The moral contradictions of global warming politics

December 19, 2009

As I hunker down to enjoy the fiercest December snowstorm on record for the Washington area, I note that the global warming summit in Copenhagen has ended, and nothing much happened.  After all the rending of garments and gnashing of teeth, this may seem a surprising resolution, but it was entirely predictable.  In fact, I predicted it.

Promoters of global warming like to express themselves in apocalyptic language, and to savor how our species will be brought, by its own folly, to the eve of well-deserved destruction.  Anne Applebaum called this sort of talk “anti-human” – and superficially it very much sounds that way.

Contemplating the political inertia in Copenhagen, the Guardian asked in an anguished editorial, “Does the human race deserve to survive?”  In an earlier, more hopeful moment, George Monbiot observed that “the talks in Copenhagen . . . represent a battle to redefine humanity.”  Clearly the 1.0 version of the species will not do.
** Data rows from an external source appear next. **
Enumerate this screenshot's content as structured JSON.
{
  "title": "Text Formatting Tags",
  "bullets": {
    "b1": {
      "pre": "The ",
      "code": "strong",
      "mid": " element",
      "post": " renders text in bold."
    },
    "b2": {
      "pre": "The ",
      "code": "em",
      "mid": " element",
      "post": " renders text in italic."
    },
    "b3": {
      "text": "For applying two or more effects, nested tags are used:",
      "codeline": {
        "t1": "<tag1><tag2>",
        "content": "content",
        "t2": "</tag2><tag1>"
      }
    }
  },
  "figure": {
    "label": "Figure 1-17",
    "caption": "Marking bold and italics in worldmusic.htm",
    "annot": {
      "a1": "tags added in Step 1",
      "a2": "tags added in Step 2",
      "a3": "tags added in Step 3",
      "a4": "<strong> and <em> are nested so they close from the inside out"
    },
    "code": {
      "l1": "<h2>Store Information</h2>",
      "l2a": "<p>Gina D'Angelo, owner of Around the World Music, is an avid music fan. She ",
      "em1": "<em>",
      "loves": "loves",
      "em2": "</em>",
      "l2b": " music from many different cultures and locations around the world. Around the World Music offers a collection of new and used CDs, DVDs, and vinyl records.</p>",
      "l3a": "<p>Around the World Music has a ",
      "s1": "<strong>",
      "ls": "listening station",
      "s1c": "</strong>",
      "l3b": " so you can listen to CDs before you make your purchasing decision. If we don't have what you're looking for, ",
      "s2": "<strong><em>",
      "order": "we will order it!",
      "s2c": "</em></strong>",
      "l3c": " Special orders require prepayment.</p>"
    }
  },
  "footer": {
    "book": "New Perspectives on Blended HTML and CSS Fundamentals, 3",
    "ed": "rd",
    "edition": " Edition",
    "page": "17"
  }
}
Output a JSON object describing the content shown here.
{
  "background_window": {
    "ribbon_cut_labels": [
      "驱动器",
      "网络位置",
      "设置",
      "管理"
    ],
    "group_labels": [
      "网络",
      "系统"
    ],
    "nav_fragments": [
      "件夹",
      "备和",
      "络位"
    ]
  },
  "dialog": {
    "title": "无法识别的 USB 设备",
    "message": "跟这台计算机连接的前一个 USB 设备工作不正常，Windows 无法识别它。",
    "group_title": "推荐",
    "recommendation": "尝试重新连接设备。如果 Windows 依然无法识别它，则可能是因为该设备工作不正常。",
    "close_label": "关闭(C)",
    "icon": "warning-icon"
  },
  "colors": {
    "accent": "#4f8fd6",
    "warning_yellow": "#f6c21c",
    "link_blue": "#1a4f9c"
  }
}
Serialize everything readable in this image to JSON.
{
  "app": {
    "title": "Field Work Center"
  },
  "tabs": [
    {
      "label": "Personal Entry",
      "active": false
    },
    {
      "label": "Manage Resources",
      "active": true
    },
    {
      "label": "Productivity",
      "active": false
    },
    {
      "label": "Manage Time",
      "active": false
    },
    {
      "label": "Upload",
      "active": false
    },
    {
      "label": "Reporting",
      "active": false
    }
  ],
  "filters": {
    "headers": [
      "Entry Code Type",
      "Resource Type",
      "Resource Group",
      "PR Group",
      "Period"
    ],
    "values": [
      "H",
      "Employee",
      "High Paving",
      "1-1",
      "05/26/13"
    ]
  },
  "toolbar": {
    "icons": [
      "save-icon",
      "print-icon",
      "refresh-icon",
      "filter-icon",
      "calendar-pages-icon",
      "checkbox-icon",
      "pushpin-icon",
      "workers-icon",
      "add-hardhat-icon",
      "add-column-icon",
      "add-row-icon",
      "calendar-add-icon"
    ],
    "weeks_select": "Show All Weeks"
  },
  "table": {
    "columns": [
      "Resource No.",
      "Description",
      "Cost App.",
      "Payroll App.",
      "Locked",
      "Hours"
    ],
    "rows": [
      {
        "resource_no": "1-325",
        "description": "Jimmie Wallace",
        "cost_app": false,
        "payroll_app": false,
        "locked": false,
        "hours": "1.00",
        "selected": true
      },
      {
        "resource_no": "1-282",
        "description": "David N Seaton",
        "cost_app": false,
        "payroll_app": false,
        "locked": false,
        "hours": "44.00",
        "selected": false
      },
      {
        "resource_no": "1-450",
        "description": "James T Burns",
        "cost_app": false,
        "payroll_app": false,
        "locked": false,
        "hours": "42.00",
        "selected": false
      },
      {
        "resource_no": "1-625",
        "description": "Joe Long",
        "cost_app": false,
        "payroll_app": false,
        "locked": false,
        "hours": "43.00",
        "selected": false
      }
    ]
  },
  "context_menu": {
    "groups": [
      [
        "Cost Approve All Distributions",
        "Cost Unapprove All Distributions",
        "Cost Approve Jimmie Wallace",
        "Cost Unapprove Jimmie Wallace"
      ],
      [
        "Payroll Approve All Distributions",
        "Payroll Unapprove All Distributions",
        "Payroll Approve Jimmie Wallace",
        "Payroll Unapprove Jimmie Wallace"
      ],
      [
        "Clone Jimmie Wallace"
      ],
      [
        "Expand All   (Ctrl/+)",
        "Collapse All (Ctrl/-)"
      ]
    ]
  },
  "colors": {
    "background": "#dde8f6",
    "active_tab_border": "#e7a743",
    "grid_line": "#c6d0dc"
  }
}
But all the anti-humanism vanishes like my barbecue grill under mounds of snow, when one asks:  by what moral standard is “humanity” being judged?

Monbiot, the Guardian, and the people cited by Applebaum are secular, multi-tolerant, nonjudgmental in every way.  They provide the intellectual slop sustaining most if not all the Western leaders who attended Copenhagen.  So to which moral ideal can they appeal, when they claim our species doesn’t deserve to survive?  What shared values form the basis of that human redefinition Monbiot ardently desires?

God has been banned from the heavens.  Our cultural traditions are a mass of bigotry and superstition.  Because multiculturalism fosters a deep ignorance of other cultures, we can be sure that the elites at Copenhagen didn’t have Yoruba values in mind when calling down the apocalypse on our kind.

What then?  Put the question differently:  what moral structures exist inside the heads of those who threaten doomsday unless we are born again?

So stated, the question answers itself.  These are highly educated Westerners – Europeans and Americans make up pretty much the entire AGW tribe.  They absorbed with their education the moral standard of the West.  They believe, with various degrees of sincerity, in equity, fair play, public-mindedness, and the Christian ideals of charity and renunciation.  And, in their moral confusion, they project these virtues into the universe, as facts of nature, and appeal to them under this aspect.

Global warming activists deal in Western morality, but they hate the West.  They hate liberal democracy because it often raises up politicians they detest.  They hate the marketplace because it rewards risk-takers rather than intellectuals.  They accuse their culture of monstrous crimes, including that of poisoning the world and endangering all forms of life.

Their attitude isn’t anti-human.  It’s anti-West.  It’s an angry divorce from their own history, a chopping away at their own roots.  The problem is that when you do this, you lose the grounds for moral rage.  One can’t trade in values that have brought us to the edge of doomsday – yet nihilism is an illogical place from which to launch a reformation.

This was the internal contradiction paralyzing Western politicians at Copenhagen.  They invoked ideals in which they no longer believed, and they lacked an alternative morality with which to persuade public opinion, much less redefine an ancient and dominant culture.

Non-Western attendees at the summit understood this perfectly.  Moral monsters like Robert Mugabe and thugs like Hugo Chavez puffed themselves up in moral superiority to elected leaders of law-abiding nations.  Hypocrisies beyond belief were inflicted by persons who craved either, in Mark Steyn’s quote, to be “very high up in climate change,” or to be bought off with Western money.

There was little push-back from Western politicians, but no significant action or agreement either.  Moral contradictions hollowed these people out, left them mere walking surfaces, without purpose or direction.  Around them, because of them, nothing happens.

For that, I suppose we should be thankful.